Mas como acontece com frequência na História de Portugal, a realidade é ambígua. A historiografia oficial construiu outra versão: a de que a transferência da corte para o Brasil foi uma jogada estratégica, quase visionária, que salvou a independência portuguesa num tabuleiro europeu dominado por um Napoleão imparável. Portugal, militarmente incapaz de resistir, teria apenas duas hipóteses: ser ocupado ou deslocar a soberania para onde a marinha britânica pudesse protegê-la.

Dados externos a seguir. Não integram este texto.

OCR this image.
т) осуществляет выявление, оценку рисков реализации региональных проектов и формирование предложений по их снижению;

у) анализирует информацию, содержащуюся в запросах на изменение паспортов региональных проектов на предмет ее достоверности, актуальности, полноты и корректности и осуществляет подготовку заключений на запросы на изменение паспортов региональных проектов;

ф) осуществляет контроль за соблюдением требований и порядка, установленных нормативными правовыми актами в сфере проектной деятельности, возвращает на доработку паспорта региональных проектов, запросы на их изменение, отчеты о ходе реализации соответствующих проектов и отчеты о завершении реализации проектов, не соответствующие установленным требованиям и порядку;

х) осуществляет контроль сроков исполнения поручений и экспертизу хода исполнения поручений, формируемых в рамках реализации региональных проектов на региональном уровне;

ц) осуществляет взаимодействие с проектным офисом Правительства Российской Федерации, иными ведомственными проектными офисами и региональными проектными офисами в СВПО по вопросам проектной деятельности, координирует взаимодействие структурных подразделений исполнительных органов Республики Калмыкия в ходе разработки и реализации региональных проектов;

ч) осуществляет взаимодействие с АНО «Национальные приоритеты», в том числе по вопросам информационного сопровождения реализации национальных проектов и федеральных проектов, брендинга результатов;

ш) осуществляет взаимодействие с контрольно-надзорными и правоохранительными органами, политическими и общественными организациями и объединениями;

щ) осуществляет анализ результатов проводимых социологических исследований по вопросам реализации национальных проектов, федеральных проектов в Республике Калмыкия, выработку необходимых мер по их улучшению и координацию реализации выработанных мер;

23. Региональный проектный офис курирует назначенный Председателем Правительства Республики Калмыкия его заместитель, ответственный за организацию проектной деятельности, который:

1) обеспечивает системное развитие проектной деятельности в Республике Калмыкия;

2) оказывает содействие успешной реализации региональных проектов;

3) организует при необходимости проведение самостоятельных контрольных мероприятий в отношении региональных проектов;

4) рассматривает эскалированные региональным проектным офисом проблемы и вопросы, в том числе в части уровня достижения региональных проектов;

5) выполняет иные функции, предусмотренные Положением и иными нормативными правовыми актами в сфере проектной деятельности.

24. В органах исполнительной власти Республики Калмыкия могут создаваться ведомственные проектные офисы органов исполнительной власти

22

Entre estas duas narrativas há o território cinzento da política. D. João não partiu apenas por medo; partiu também porque as circunstâncias não lhe davam muitas alternativas. E, no entanto, o povo que ficou, esse, não via geopolítica: via um rei que se evaporava no nevoeiro, deixando para trás um território sem governo, entregue ao saque francês.
Mais interessante ainda é o que veio depois. Portugal sobreviveu, mas a decisão que muitos consideraram cobarde desencadeou o princípio do fim do império português. A corte no Rio abriu os portos, modernizou a administração, elevou o Brasil a Reino, e transformou a colónia tropical na capital do império. E quando D. João, já velho, regressou a Lisboa, deixou no trono do outro lado do Atlântico o seu filho, Pedro. O mesmo Pedro que, poucos anos depois, iria declarar a independência do Brasil, contra as expectativas do pai, mas como consequência direta da transferência da corte.
Ou seja: a fuga que pretendia preservar o império acabou por fragilizá-lo definitivamente. A manobra estratégica que salvou a soberania portuguesa terminou como catalisador da autonomia brasileira.
Herói ou covarde, D. João VI não foi apenas o monarca que abandonou Lisboa naquele amanhecer frio. Foi, involuntariamente, o último grande arquitecto de um império que começou a desfazer-se nas suas mãos. Os destinos de Portugal e do Brasil separaram-se naquela manhã enevoada de 1807.